A research balloon of total mass 445 kg is descending vertically with a downward acceleration of 1.3 m/s2. How much ballast must be thrown from the car to give the balloon an upward acceleration equal to 1.5 m/s2, presuming that the upward lift of the balloon does not change.
To determine the amount of ballast that must be thrown from the car, we need to use Newton's second law of motion, which states that the force acting on an object is equal to the mass of the object multiplied by its acceleration.
In this scenario, the force acting on the balloon is the difference between the downward force due to gravity and the upward force due to the lift of the balloon. The downward force due to gravity is given by the formula: force = mass x acceleration due to gravity, where the mass is the total mass of the balloon and the car (445 kg) and the acceleration due to gravity is approximately 9.8 m/s^2. Therefore, the downward force due to gravity is: 445 kg x 9.8 m/s^2 = 4361 N.

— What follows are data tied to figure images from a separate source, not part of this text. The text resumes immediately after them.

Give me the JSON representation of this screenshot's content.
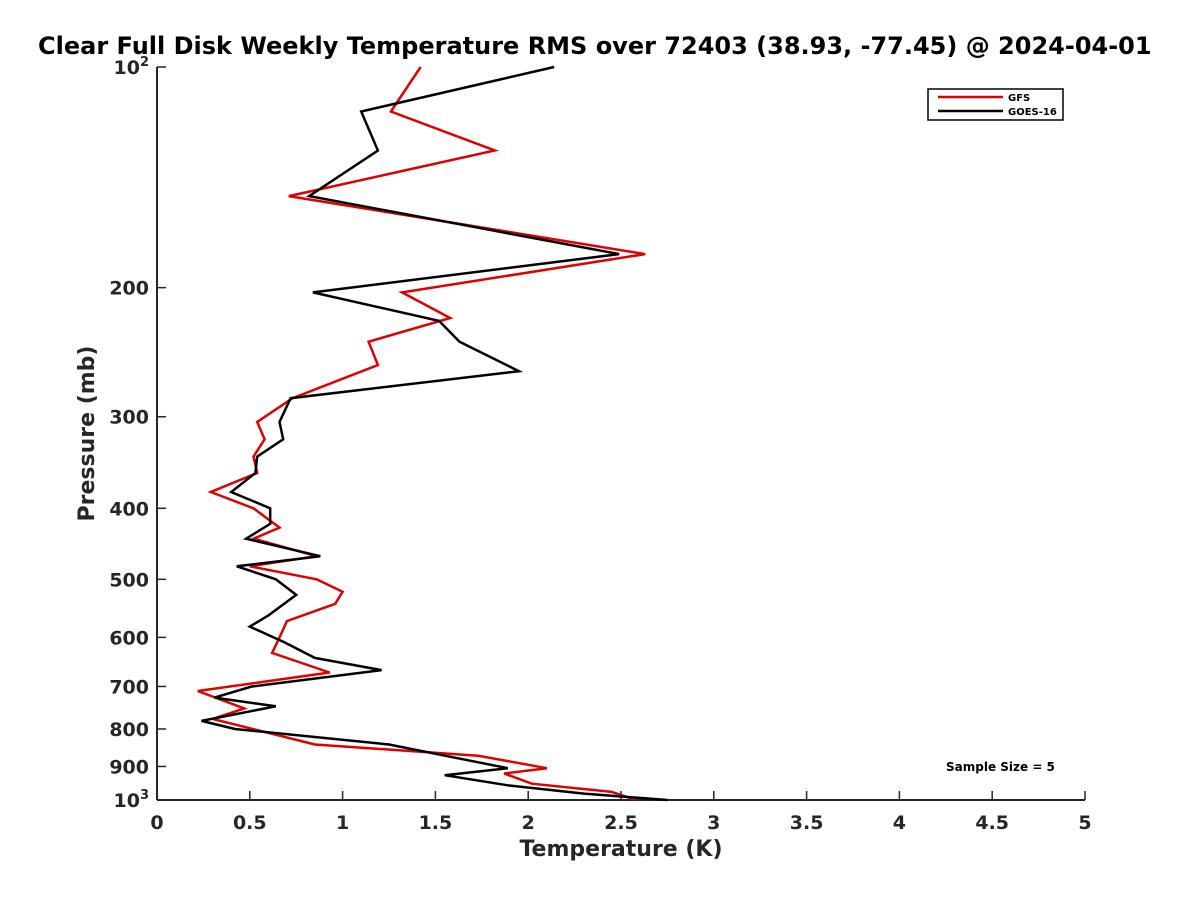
{
  "chart_data": {
    "type": "line",
    "title": "Clear Full Disk Weekly Temperature RMS over 72403 (38.93, -77.45) @ 2024-04-01",
    "xlabel": "Temperature (K)",
    "ylabel": "Pressure (mb)",
    "xlim": [
      0,
      5
    ],
    "ylim": [
      100,
      1000
    ],
    "y_scale": "log",
    "y_reversed": true,
    "x_ticks": [
      "0",
      "0.5",
      "1",
      "1.5",
      "2",
      "2.5",
      "3",
      "3.5",
      "4",
      "4.5",
      "5"
    ],
    "y_ticks": [
      {
        "value": 100,
        "label": "10",
        "sup": "2"
      },
      {
        "value": 200,
        "label": "200"
      },
      {
        "value": 300,
        "label": "300"
      },
      {
        "value": 400,
        "label": "400"
      },
      {
        "value": 500,
        "label": "500"
      },
      {
        "value": 600,
        "label": "600"
      },
      {
        "value": 700,
        "label": "700"
      },
      {
        "value": 800,
        "label": "800"
      },
      {
        "value": 900,
        "label": "900"
      },
      {
        "value": 1000,
        "label": "10",
        "sup": "3"
      }
    ],
    "grid": false,
    "legend_position": "top-right",
    "annotation": "Sample Size = 5",
    "series": [
      {
        "name": "GFS",
        "color": "#e00000",
        "points": [
          [
            1.42,
            100
          ],
          [
            1.26,
            115
          ],
          [
            1.82,
            130
          ],
          [
            0.71,
            150
          ],
          [
            2.63,
            180
          ],
          [
            1.32,
            203
          ],
          [
            1.58,
            220
          ],
          [
            1.14,
            237
          ],
          [
            1.19,
            255
          ],
          [
            0.73,
            283
          ],
          [
            0.54,
            305
          ],
          [
            0.58,
            322
          ],
          [
            0.52,
            340
          ],
          [
            0.54,
            358
          ],
          [
            0.29,
            380
          ],
          [
            0.52,
            400
          ],
          [
            0.66,
            425
          ],
          [
            0.52,
            440
          ],
          [
            0.86,
            465
          ],
          [
            0.5,
            480
          ],
          [
            0.86,
            500
          ],
          [
            1.0,
            520
          ],
          [
            0.96,
            540
          ],
          [
            0.7,
            570
          ],
          [
            0.66,
            600
          ],
          [
            0.62,
            630
          ],
          [
            0.93,
            670
          ],
          [
            0.22,
            710
          ],
          [
            0.47,
            750
          ],
          [
            0.3,
            775
          ],
          [
            0.85,
            840
          ],
          [
            1.73,
            870
          ],
          [
            2.1,
            905
          ],
          [
            1.87,
            920
          ],
          [
            2.02,
            950
          ],
          [
            2.45,
            975
          ],
          [
            2.58,
            1000
          ]
        ]
      },
      {
        "name": "GOES-16",
        "color": "#000000",
        "points": [
          [
            2.14,
            100
          ],
          [
            1.1,
            115
          ],
          [
            1.19,
            130
          ],
          [
            0.82,
            150
          ],
          [
            2.49,
            180
          ],
          [
            0.84,
            203
          ],
          [
            1.52,
            222
          ],
          [
            1.63,
            237
          ],
          [
            1.95,
            260
          ],
          [
            0.72,
            283
          ],
          [
            0.66,
            305
          ],
          [
            0.68,
            322
          ],
          [
            0.54,
            340
          ],
          [
            0.53,
            358
          ],
          [
            0.4,
            380
          ],
          [
            0.61,
            400
          ],
          [
            0.61,
            420
          ],
          [
            0.48,
            440
          ],
          [
            0.88,
            465
          ],
          [
            0.43,
            480
          ],
          [
            0.64,
            500
          ],
          [
            0.75,
            525
          ],
          [
            0.6,
            560
          ],
          [
            0.5,
            580
          ],
          [
            0.69,
            610
          ],
          [
            0.85,
            640
          ],
          [
            1.21,
            665
          ],
          [
            0.51,
            700
          ],
          [
            0.31,
            725
          ],
          [
            0.64,
            745
          ],
          [
            0.24,
            780
          ],
          [
            0.42,
            800
          ],
          [
            1.25,
            840
          ],
          [
            1.65,
            880
          ],
          [
            1.89,
            905
          ],
          [
            1.55,
            925
          ],
          [
            1.89,
            955
          ],
          [
            2.3,
            980
          ],
          [
            2.75,
            1000
          ]
        ]
      }
    ]
  }
}
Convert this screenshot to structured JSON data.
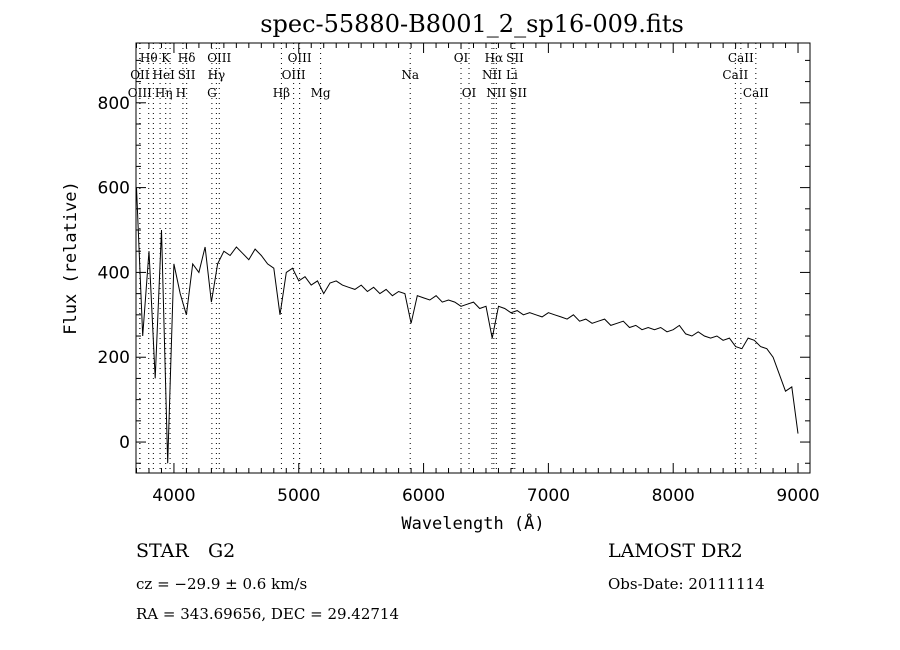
{
  "chart_data": {
    "type": "line",
    "title": "spec-55880-B8001_2_sp16-009.fits",
    "xlabel": "Wavelength (Å)",
    "ylabel": "Flux (relative)",
    "xlim": [
      3696,
      9096
    ],
    "ylim": [
      -73,
      941
    ],
    "xticks": [
      4000,
      5000,
      6000,
      7000,
      8000,
      9000
    ],
    "yticks": [
      0,
      200,
      400,
      600,
      800
    ],
    "grid": false,
    "series": [
      {
        "name": "spectrum",
        "x_start": 3700,
        "x_step": 50,
        "values": [
          600,
          250,
          450,
          150,
          500,
          -50,
          420,
          350,
          300,
          420,
          400,
          460,
          330,
          420,
          450,
          440,
          460,
          445,
          430,
          455,
          440,
          420,
          410,
          300,
          400,
          410,
          380,
          390,
          370,
          380,
          350,
          375,
          380,
          370,
          365,
          360,
          370,
          355,
          365,
          350,
          360,
          345,
          355,
          350,
          280,
          345,
          340,
          335,
          345,
          330,
          335,
          330,
          320,
          325,
          330,
          315,
          320,
          245,
          320,
          315,
          305,
          310,
          300,
          305,
          300,
          295,
          305,
          300,
          295,
          290,
          300,
          285,
          290,
          280,
          285,
          290,
          275,
          280,
          285,
          270,
          275,
          265,
          270,
          265,
          270,
          260,
          265,
          275,
          255,
          250,
          260,
          250,
          245,
          250,
          240,
          245,
          225,
          220,
          245,
          240,
          225,
          220,
          200,
          160,
          120,
          130,
          20
        ]
      }
    ],
    "line_markers": [
      {
        "label": "Hθ",
        "wavelength": 3798,
        "row": 0
      },
      {
        "label": "K",
        "wavelength": 3934,
        "row": 0
      },
      {
        "label": "Hδ",
        "wavelength": 4102,
        "row": 0
      },
      {
        "label": "OIII",
        "wavelength": 4363,
        "row": 0
      },
      {
        "label": "OIII",
        "wavelength": 5007,
        "row": 0
      },
      {
        "label": "OI",
        "wavelength": 6300,
        "row": 0
      },
      {
        "label": "Hα",
        "wavelength": 6563,
        "row": 0
      },
      {
        "label": "SII",
        "wavelength": 6716,
        "row": 0
      },
      {
        "label": "CaII",
        "wavelength": 8542,
        "row": 0
      },
      {
        "label": "OII",
        "wavelength": 3727,
        "row": 1
      },
      {
        "label": "HeI",
        "wavelength": 3889,
        "row": 1
      },
      {
        "label": "SII",
        "wavelength": 4072,
        "row": 1
      },
      {
        "label": "Hγ",
        "wavelength": 4340,
        "row": 1
      },
      {
        "label": "OIII",
        "wavelength": 4959,
        "row": 1
      },
      {
        "label": "Na",
        "wavelength": 5893,
        "row": 1
      },
      {
        "label": "NII",
        "wavelength": 6548,
        "row": 1
      },
      {
        "label": "Li",
        "wavelength": 6708,
        "row": 1
      },
      {
        "label": "CaII",
        "wavelength": 8498,
        "row": 1
      },
      {
        "label": "OIII",
        "wavelength": 3727,
        "row": 2
      },
      {
        "label": "Hη",
        "wavelength": 3835,
        "row": 2
      },
      {
        "label": "H",
        "wavelength": 3969,
        "row": 2
      },
      {
        "label": "G",
        "wavelength": 4304,
        "row": 2
      },
      {
        "label": "Hβ",
        "wavelength": 4861,
        "row": 2
      },
      {
        "label": "Mg",
        "wavelength": 5175,
        "row": 2
      },
      {
        "label": "OI",
        "wavelength": 6364,
        "row": 2
      },
      {
        "label": "NII",
        "wavelength": 6583,
        "row": 2
      },
      {
        "label": "SII",
        "wavelength": 6731,
        "row": 2
      },
      {
        "label": "CaII",
        "wavelength": 8662,
        "row": 2
      }
    ]
  },
  "info": {
    "object_class": "STAR",
    "subclass": "G2",
    "survey": "LAMOST DR2",
    "redshift": "cz = −29.9 ± 0.6 km/s",
    "obs_date": "Obs-Date: 20111114",
    "coords": "RA = 343.69656, DEC =  29.42714"
  }
}
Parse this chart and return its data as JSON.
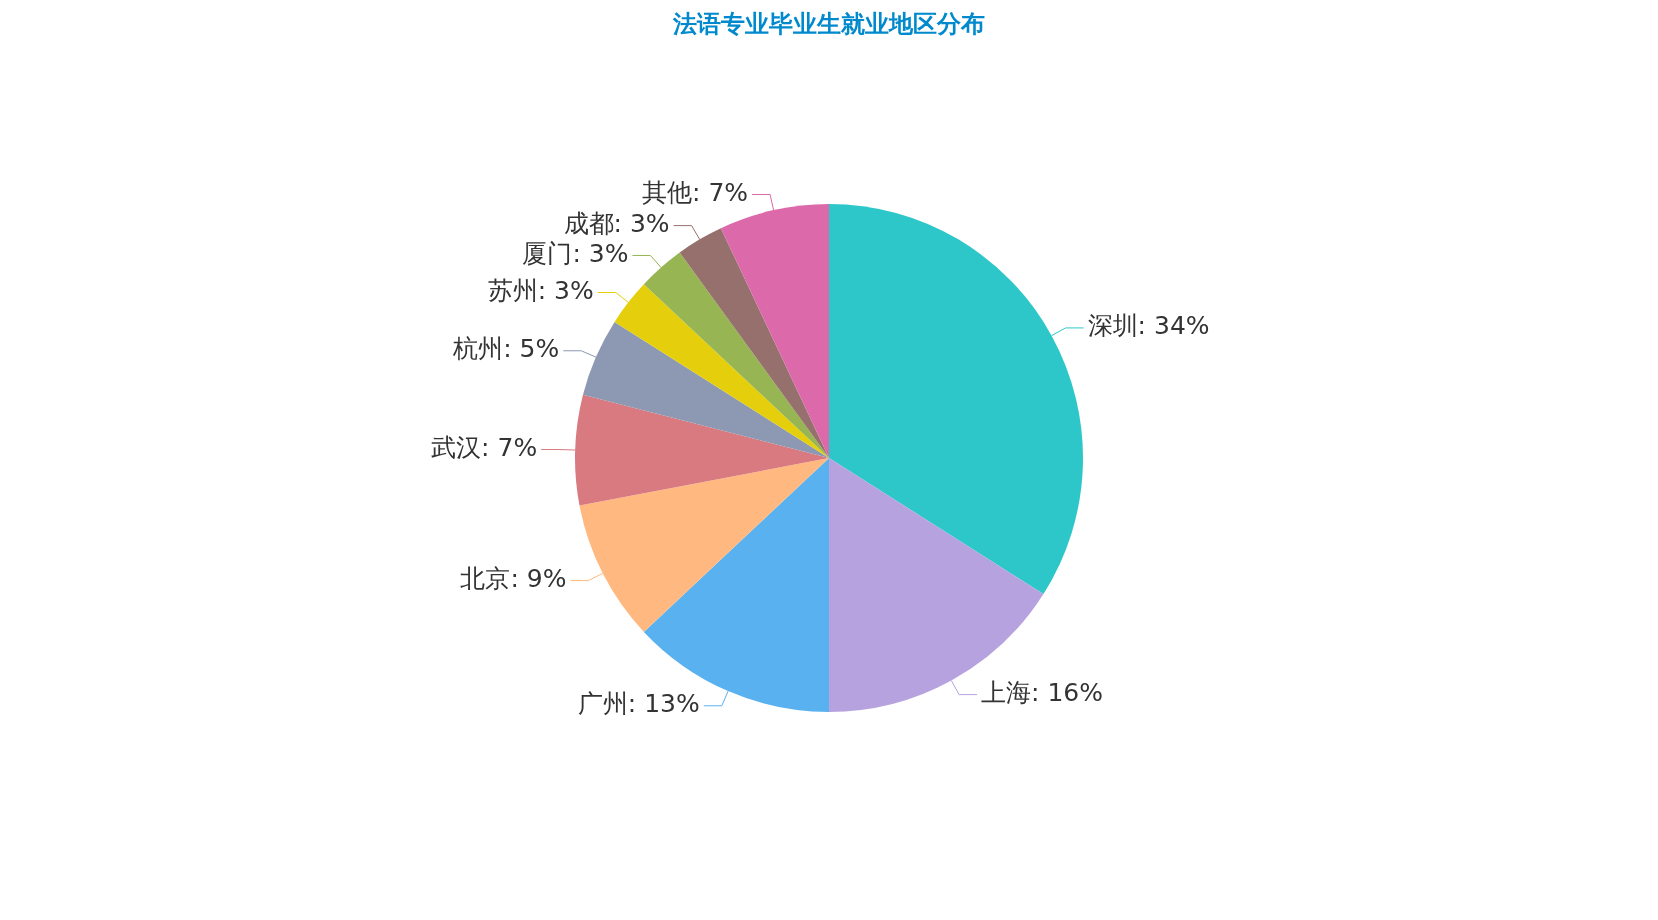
{
  "chart_data": {
    "type": "pie",
    "title": "法语专业毕业生就业地区分布",
    "categories": [
      "深圳",
      "上海",
      "广州",
      "北京",
      "武汉",
      "杭州",
      "苏州",
      "厦门",
      "成都",
      "其他"
    ],
    "values": [
      34,
      16,
      13,
      9,
      7,
      5,
      3,
      3,
      3,
      7
    ],
    "colors": [
      "#2ec7c9",
      "#b6a2de",
      "#5ab1ef",
      "#ffb980",
      "#d87a80",
      "#8d98b3",
      "#e5cf0d",
      "#97b552",
      "#95706d",
      "#dc69aa"
    ],
    "value_labels": [
      ": 34%",
      ": 16%",
      ": 13%",
      ": 9%",
      ": 7%",
      ": 5%",
      ": 3%",
      ": 3%",
      ": 3%",
      ": 7%"
    ],
    "legend": false
  }
}
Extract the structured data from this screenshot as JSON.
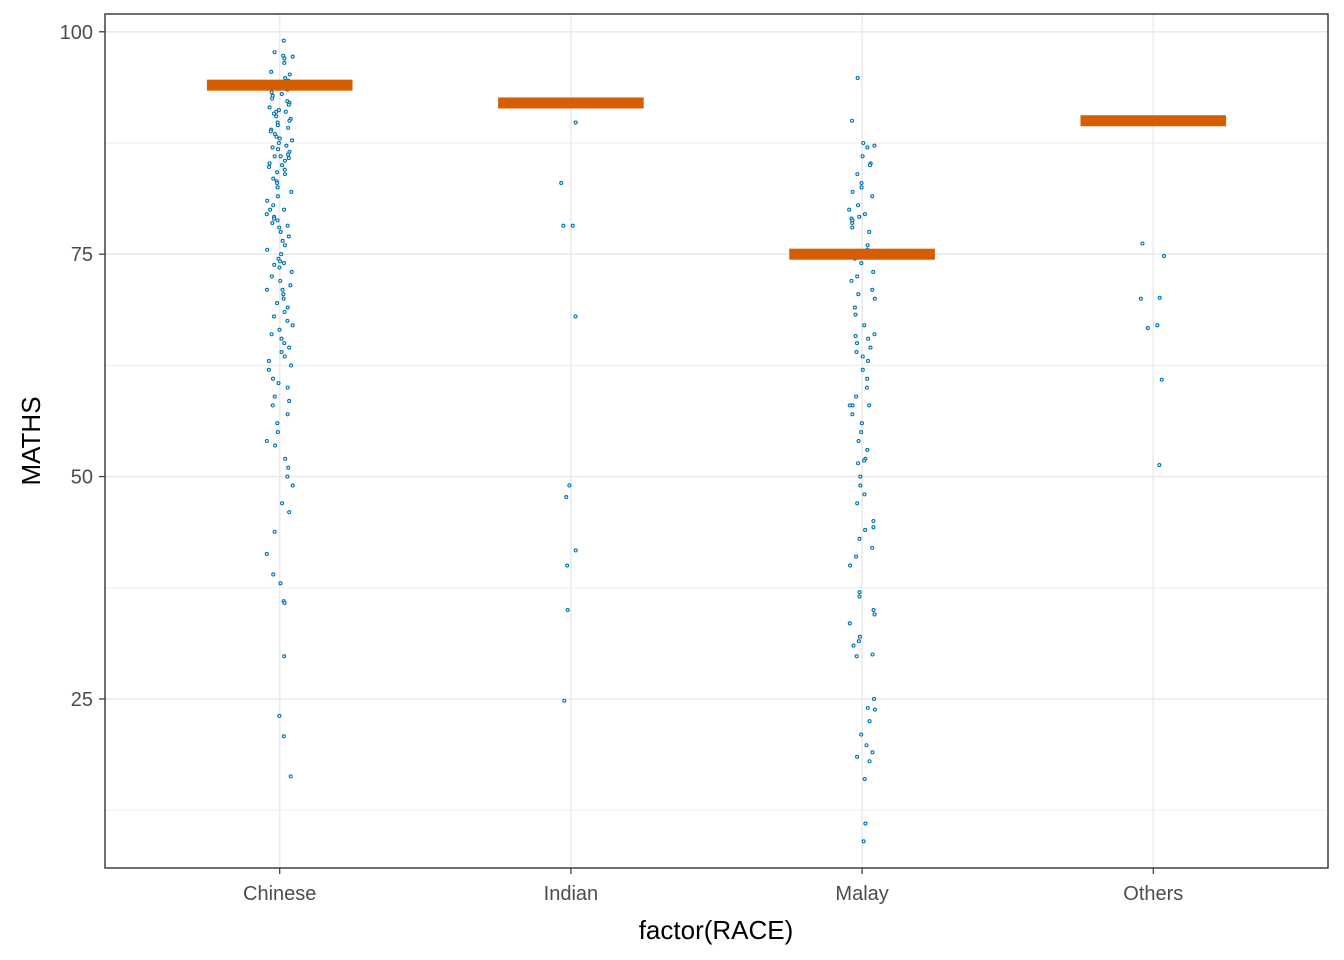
{
  "chart_data": {
    "type": "scatter",
    "xlabel": "factor(RACE)",
    "ylabel": "MATHS",
    "categories": [
      "Chinese",
      "Indian",
      "Malay",
      "Others"
    ],
    "ylim": [
      6,
      102
    ],
    "y_ticks": [
      25,
      50,
      75,
      100
    ],
    "y_tick_labels": [
      "25",
      "50",
      "75",
      "100"
    ],
    "grid": true,
    "colors": {
      "points": "#0072b2",
      "summary": "#d55e00",
      "grid": "#ebebeb",
      "panel_border": "#333333"
    },
    "summary_values": [
      94,
      92,
      75,
      90
    ],
    "points": [
      {
        "category": "Chinese",
        "values": [
          99,
          97.7,
          97.3,
          97.2,
          97,
          96.5,
          95.5,
          95.2,
          94.8,
          94.5,
          94.2,
          93.8,
          93.5,
          93.2,
          93,
          92.8,
          92.5,
          92.2,
          92,
          91.8,
          91.5,
          91.2,
          91,
          91,
          90.8,
          90.5,
          90.2,
          90,
          89.8,
          89.5,
          89.2,
          89,
          88.8,
          88.5,
          88.2,
          88,
          87.8,
          87.5,
          87.2,
          87,
          86.8,
          86.5,
          86.2,
          86,
          86,
          85.8,
          85.5,
          85.2,
          85,
          84.8,
          84.5,
          84.2,
          84,
          83.5,
          83.2,
          83,
          82.5,
          82,
          81.5,
          81,
          80.5,
          80,
          80,
          79.5,
          79.2,
          79,
          78.8,
          78.5,
          78.2,
          78,
          77.5,
          77,
          76.5,
          76,
          75.5,
          75,
          74.5,
          74.2,
          74,
          73.8,
          73.5,
          73,
          72.5,
          72,
          71.5,
          71,
          71,
          70.5,
          70,
          69.5,
          69,
          68.5,
          68,
          67.5,
          67,
          66.5,
          66,
          65.5,
          65,
          64.5,
          64,
          63.5,
          63,
          62.5,
          62,
          61,
          60.5,
          60,
          59,
          58.5,
          58,
          57,
          56,
          55,
          54,
          53.5,
          52,
          51,
          50,
          49,
          47,
          46,
          43.8,
          41.3,
          39,
          38,
          36,
          35.8,
          29.8,
          23.1,
          20.8,
          16.3
        ]
      },
      {
        "category": "Indian",
        "values": [
          89.8,
          83,
          78.2,
          78.2,
          68,
          49,
          47.7,
          41.7,
          40,
          35,
          24.8
        ]
      },
      {
        "category": "Malay",
        "values": [
          94.8,
          90,
          87.5,
          87.2,
          87,
          86,
          85.2,
          85,
          84,
          83,
          82.5,
          82,
          81.5,
          80.5,
          80,
          79.5,
          79.2,
          79,
          78.8,
          78.5,
          78,
          77.5,
          76,
          75.5,
          75,
          74.5,
          74,
          73,
          72.5,
          72,
          71,
          70.5,
          70,
          69,
          68.2,
          67,
          66,
          65.8,
          65.5,
          65,
          64.5,
          64,
          63.5,
          63,
          62,
          61,
          60,
          59,
          58,
          58,
          58,
          57,
          56,
          55,
          54,
          53,
          52,
          51.8,
          51.5,
          50,
          49,
          48,
          47,
          45,
          44.3,
          44,
          43,
          42,
          41,
          40,
          37,
          36.5,
          35,
          34.5,
          33.5,
          32,
          31.5,
          31,
          30,
          29.8,
          25,
          24,
          23.8,
          22.5,
          21,
          19.8,
          19,
          18.5,
          18,
          16,
          11,
          9
        ]
      },
      {
        "category": "Others",
        "values": [
          76.2,
          74.8,
          70.1,
          70,
          67,
          66.7,
          60.9,
          51.3
        ]
      }
    ]
  }
}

The upward force due to the lift of the balloon is not changing, so the net force required to give the balloon an upward acceleration of 1.5 m/s^2 can be calculated using the formula: net force = mass x upward acceleration. Rearranging the formula, we get: mass = net force / upward acceleration.
Substituting the values, we find: mass = 4361 N / 1.5 m/s^2 = 2907.3 kg.
Now, we need to determine the mass of the ballast that must be thrown from the car. This can be calculated by subtracting the mass of the balloon and the car from the total mass needed. Therefore, the mass of the ballast is: 2907.3 kg - 445 kg = 2462.3 kg.
Therefore, approximately 2462.3 kg of ballast must be thrown from the car to give the balloon an upward acceleration equal to 1.5 m/s^2, assuming the upward lift of the balloon does not change.